Dating Don’ts: Assorted Lessons & Observations From Watching “Dating Naked”

“Dating Naked” is a show on VH1 in which complete strangers gather at a resort somewhere tropical and mosquito-ridden and go on carefully staged dates with strangers, completely naked. It may sound like a ratings gamble, another entree in the already overrun category of dating shows, but the thing about it is that it’s actually brilliant. Sure, part of the entertainment is watching the kind of people that audition for shows of this nature — if you’re a connoisseur of dating shows like the brilliant “Next” on MTV or any and all iterations of “The Bachelor,” you’ll understand immediately that the casting directors pick the most ridiculous, crazy and slightly desperate people with a complete lack of self-awareness, because that makes the best television. This is definitely true of this show, but the fact that they are legitimately and truly naked as the day they were born ups the ante. I watched the show on the suggestion of many people whose opinion I valued, and let me tell you, I was not disappointed.
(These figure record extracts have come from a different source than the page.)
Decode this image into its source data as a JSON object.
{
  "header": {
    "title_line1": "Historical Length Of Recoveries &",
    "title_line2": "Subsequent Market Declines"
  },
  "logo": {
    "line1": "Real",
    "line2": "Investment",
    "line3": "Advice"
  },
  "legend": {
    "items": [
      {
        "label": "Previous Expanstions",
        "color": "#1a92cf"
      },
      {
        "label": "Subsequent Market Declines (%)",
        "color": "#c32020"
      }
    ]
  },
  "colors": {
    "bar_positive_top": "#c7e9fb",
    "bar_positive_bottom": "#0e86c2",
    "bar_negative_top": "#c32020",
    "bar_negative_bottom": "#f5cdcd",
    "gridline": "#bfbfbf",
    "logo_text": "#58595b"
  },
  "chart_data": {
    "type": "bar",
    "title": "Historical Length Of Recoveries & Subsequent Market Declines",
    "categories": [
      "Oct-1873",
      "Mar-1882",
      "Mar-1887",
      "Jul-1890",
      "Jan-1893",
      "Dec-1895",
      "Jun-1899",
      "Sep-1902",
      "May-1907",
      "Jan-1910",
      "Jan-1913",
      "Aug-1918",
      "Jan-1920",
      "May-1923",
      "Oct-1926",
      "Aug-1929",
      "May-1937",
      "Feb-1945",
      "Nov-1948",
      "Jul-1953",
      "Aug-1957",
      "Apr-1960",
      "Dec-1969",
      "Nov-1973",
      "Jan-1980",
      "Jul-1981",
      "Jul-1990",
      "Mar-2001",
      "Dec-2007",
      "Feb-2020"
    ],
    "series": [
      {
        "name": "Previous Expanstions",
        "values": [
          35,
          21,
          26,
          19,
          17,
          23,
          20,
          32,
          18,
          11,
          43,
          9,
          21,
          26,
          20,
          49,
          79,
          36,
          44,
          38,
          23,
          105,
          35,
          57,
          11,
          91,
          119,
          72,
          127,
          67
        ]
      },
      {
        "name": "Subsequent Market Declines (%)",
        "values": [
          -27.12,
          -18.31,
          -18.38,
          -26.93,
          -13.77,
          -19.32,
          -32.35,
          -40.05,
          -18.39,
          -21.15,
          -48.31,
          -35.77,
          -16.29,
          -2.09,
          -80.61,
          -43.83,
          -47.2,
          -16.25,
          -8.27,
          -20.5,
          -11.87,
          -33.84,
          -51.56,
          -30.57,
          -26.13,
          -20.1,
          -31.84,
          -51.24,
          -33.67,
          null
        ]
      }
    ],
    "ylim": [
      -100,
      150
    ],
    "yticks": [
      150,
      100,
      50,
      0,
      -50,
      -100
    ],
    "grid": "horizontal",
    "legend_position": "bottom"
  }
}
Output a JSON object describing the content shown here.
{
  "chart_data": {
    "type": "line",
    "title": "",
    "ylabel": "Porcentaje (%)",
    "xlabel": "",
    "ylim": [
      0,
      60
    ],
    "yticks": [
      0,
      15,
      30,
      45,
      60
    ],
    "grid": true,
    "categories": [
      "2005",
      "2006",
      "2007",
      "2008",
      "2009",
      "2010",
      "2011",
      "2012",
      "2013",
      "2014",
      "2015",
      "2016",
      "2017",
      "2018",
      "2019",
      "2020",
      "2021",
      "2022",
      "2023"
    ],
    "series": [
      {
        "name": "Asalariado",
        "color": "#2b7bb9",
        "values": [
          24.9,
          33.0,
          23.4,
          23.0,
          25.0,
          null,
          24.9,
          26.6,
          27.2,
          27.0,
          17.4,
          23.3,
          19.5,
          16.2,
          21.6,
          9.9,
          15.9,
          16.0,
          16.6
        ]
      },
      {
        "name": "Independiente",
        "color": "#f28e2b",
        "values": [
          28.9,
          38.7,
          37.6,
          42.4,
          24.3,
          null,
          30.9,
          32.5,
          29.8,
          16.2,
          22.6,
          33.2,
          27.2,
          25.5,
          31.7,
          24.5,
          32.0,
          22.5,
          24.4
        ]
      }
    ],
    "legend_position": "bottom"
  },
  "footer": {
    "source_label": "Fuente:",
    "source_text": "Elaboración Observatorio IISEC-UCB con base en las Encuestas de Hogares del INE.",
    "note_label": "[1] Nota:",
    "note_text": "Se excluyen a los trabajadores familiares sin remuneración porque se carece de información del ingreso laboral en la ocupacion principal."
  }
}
Watching strangers who have  just met climb into a human hamster ball and bob in the waves on a tropical beach while completely naked is something that I don’t think will ever get old.
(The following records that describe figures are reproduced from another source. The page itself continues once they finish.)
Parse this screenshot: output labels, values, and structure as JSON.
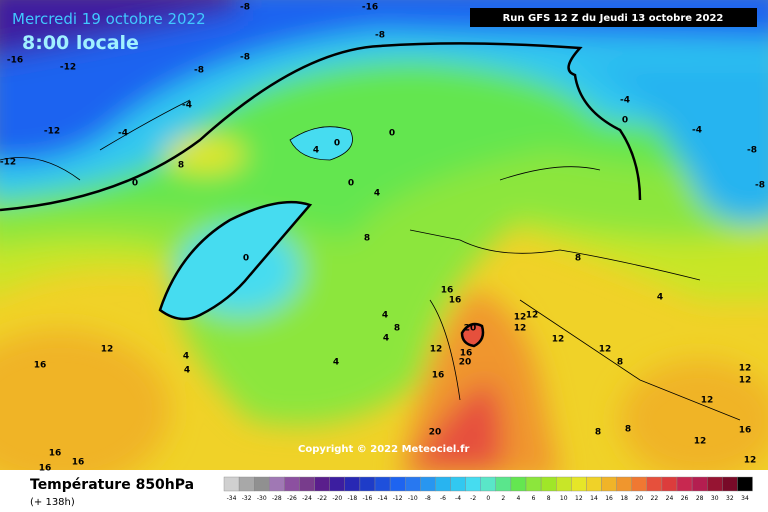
{
  "header": {
    "date": "Mercredi 19 octobre 2022",
    "time": "8:00 locale",
    "run": "Run GFS 12 Z du Jeudi 13 octobre 2022"
  },
  "footer": {
    "title": "Température 850hPa",
    "lead": "(+ 138h)",
    "copyright": "Copyright © 2022 Meteociel.fr"
  },
  "colorbar": {
    "ticks": [
      -34,
      -32,
      -30,
      -28,
      -26,
      -24,
      -22,
      -20,
      -18,
      -16,
      -14,
      -12,
      -10,
      -8,
      -6,
      -4,
      -2,
      0,
      2,
      4,
      6,
      8,
      10,
      12,
      14,
      16,
      18,
      20,
      22,
      24,
      26,
      28,
      30,
      32,
      34
    ],
    "colors": [
      "#d0d0d0",
      "#a8a8a8",
      "#909090",
      "#a078b4",
      "#8c50a0",
      "#783c8c",
      "#5a1e8c",
      "#3c1ea0",
      "#2828b4",
      "#1e3cc8",
      "#1e50dc",
      "#1e64f0",
      "#2878f0",
      "#2896f0",
      "#28b4f0",
      "#32c8f0",
      "#46dcf0",
      "#5ae6c8",
      "#5ae68c",
      "#64e650",
      "#8ce63c",
      "#a0e628",
      "#c8e628",
      "#e6e628",
      "#f0d228",
      "#f0b428",
      "#f0962d",
      "#f07832",
      "#e6503c",
      "#dc3c3c",
      "#c82850",
      "#b41e50",
      "#961432",
      "#780a28",
      "#000000"
    ]
  },
  "contour_labels": [
    -16,
    -12,
    -12,
    -12,
    -8,
    -16,
    -8,
    -8,
    -8,
    -4,
    -4,
    8,
    0,
    4,
    0,
    0,
    0,
    4,
    0,
    8,
    4,
    4,
    4,
    8,
    12,
    16,
    4,
    4,
    16,
    16,
    20,
    16,
    20,
    12,
    16,
    12,
    12,
    12,
    12,
    12,
    8,
    4,
    -4,
    0,
    -4,
    -8,
    -8,
    8,
    12,
    12,
    12,
    20,
    16,
    16,
    16,
    12,
    16,
    8,
    8,
    12
  ]
}
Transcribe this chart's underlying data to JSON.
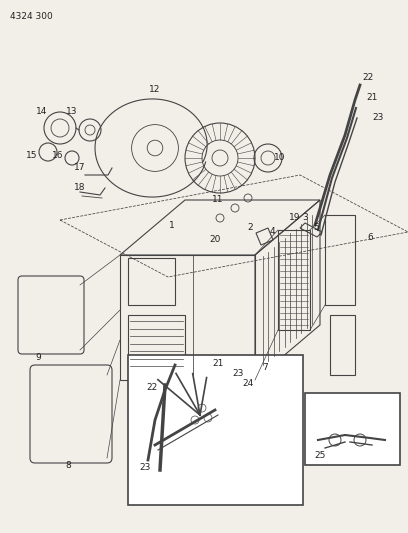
{
  "page_id": "4324 300",
  "bg_color": "#f2efe9",
  "line_color": "#444444",
  "text_color": "#222222",
  "figsize": [
    4.08,
    5.33
  ],
  "dpi": 100
}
I though that I’d learn nothing from this show, that it would be just mindless entertainment, but I was pleasantly surprised. It turns out that reality television isn’t necessarily the place where human intellect goes to die. Here are a few assorted lessons and observations from “Dating Naked.”

If there were as many high-fives on actual dates as there are on this show, no one would ever find love.
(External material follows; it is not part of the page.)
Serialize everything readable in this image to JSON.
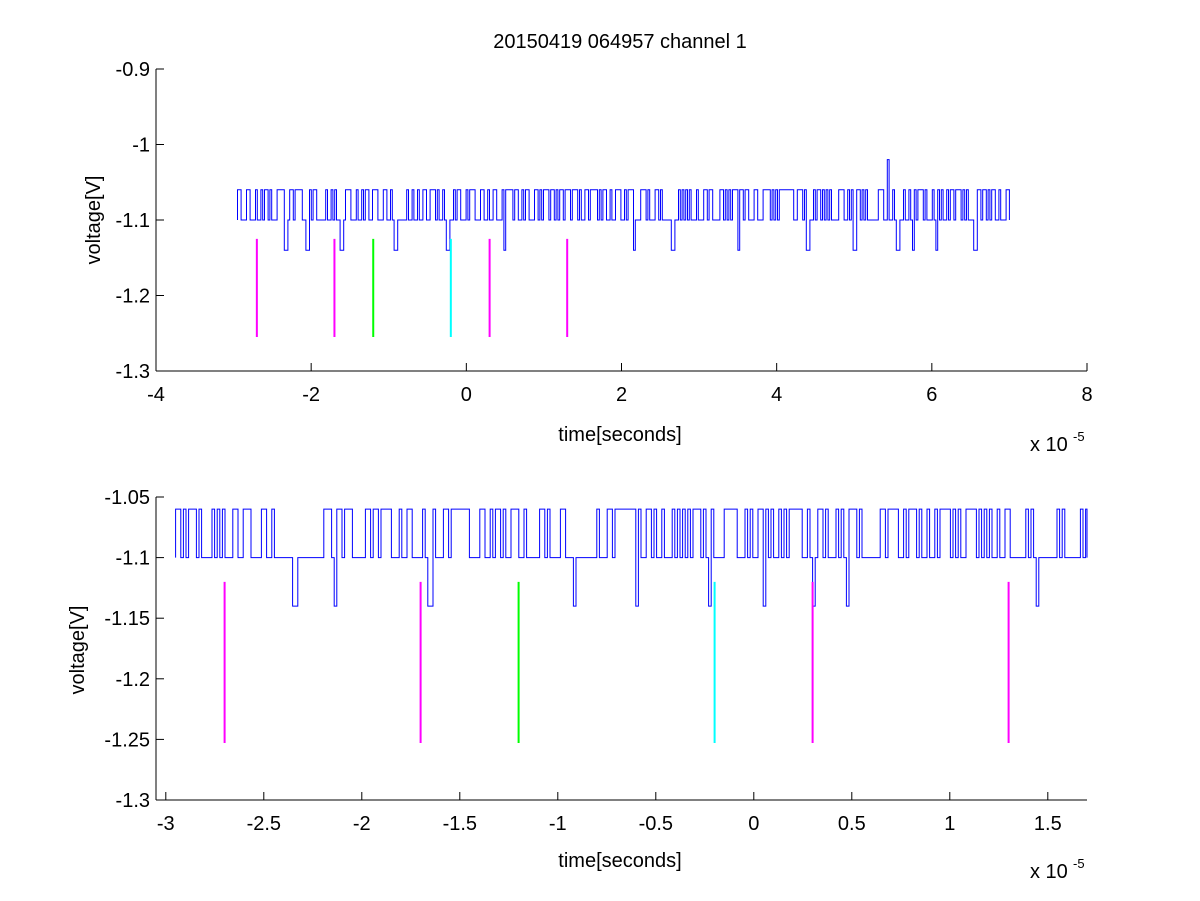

Did someone successfully waterski for about five seconds? High five! Did you just meet someone for the first time and you’re doing everything you can to not stare at their penis resting against their thigh, because they’re naked? High-five! I imagine a high-five is a much more welcome and less invasive form of physical contact when you’re completely naked, though I did see some attempts at awkward side-hugs. In real life, any high-five on a date would be an automatic dealbreaker, because we’re on a date, not sliding home after swinging for the fences at your corporate softball game.

Body language actually speaks louder than words. 

When you’re dating clothed, body language is important, but there are so many other things to pay attention to. Remove the clothes, and body language becomes the most important thing, almost more so than the actual words that might be coming out of your mouth. Being naked is well, naked. It’s revealing, and pretty much everything you do is laid bare. A gentle touch on the forearm mid-conversation feels that much more loaded when neither one of you is dressed. Also, boners speak for themselves.

A bad, weird date, is a bad, weird date regardless of your state of undress.

You could be sitting in front of the hottest, most beautiful specimen of humanity whose naked body is gleaming with the sheen of sweat from your tropical surroundings, but if that person is also an idiot, the date still isn’t going to go well. Physical attraction can only go so far, so if the spark isn’t there intellectually, then it’s going to be like pulling teeth, regardless if he’s wearing a three piece suit or a pair of Tevas and a smile.

When you’re naked from the jump, douchebags and mean girls will show their true colors. 

The thing about meeting someone completely naked is that the part of dating that’s the most nerve-wracking is taken care of from the start. Instead of the three to four date lead up to the big moment when you finally undress in the dark after a couple of drinks and get to boning, the big reveal happens at the beginning. If someone’s going to be a shallow douchebag, this is when it happens. Physical attraction is really important, and sometimes, you can’t really figure out just how attracted you are to someone until you see them without all of their clothes on.

Change your dating routine for mostly positive and definitely interesting results. 

Dating naked isn’t feasible in real life, because it’s illegal and creepy and would lead to a lot of very uncomfortable situations very quickly, but take the soul of the show to heart. If you’ve been stuck in a weird dating rut, cycling through the same shrinking list of dudes on OKCupid or half-heartedly swiping right on Tinder to anyone that seems decent, switch it up. Take some risks! Agree to be set up on a date, even though that idea might terrify you to your very core. Let your Aunt Cheryl’s accountant’s son take you out for a drink. Swallow your pride and go to some weird speed-dating thing. Approach a cute stranger at the dog park. Ask out your longtime crush. Or, stop dating entirely. Your call. If you’ve been doing things the same way and yielding little to no positive results, try something else, and see how it goes.

Dating naked would leave nothing to hide — and that might be a good thing. 

Meeting someone in the buff lets you see every single thing that so many people would try and hide. That tramp stamp of two dolphins leaping to form a heart. That weird thing underneath your left tit that you think might be a vestigial third nipple. The constellation of moles on your shoulder that you have a love-hate relationship with. Long labia. Whether these are good or bad, they are a part of you and they’re out there from the beginning, which forces you to find the confidence you might not have had to wear these parts of you with pride. More confidence and less self-doubt are all very, very good things for a healthy and positive dating life. This is the best lesson of all.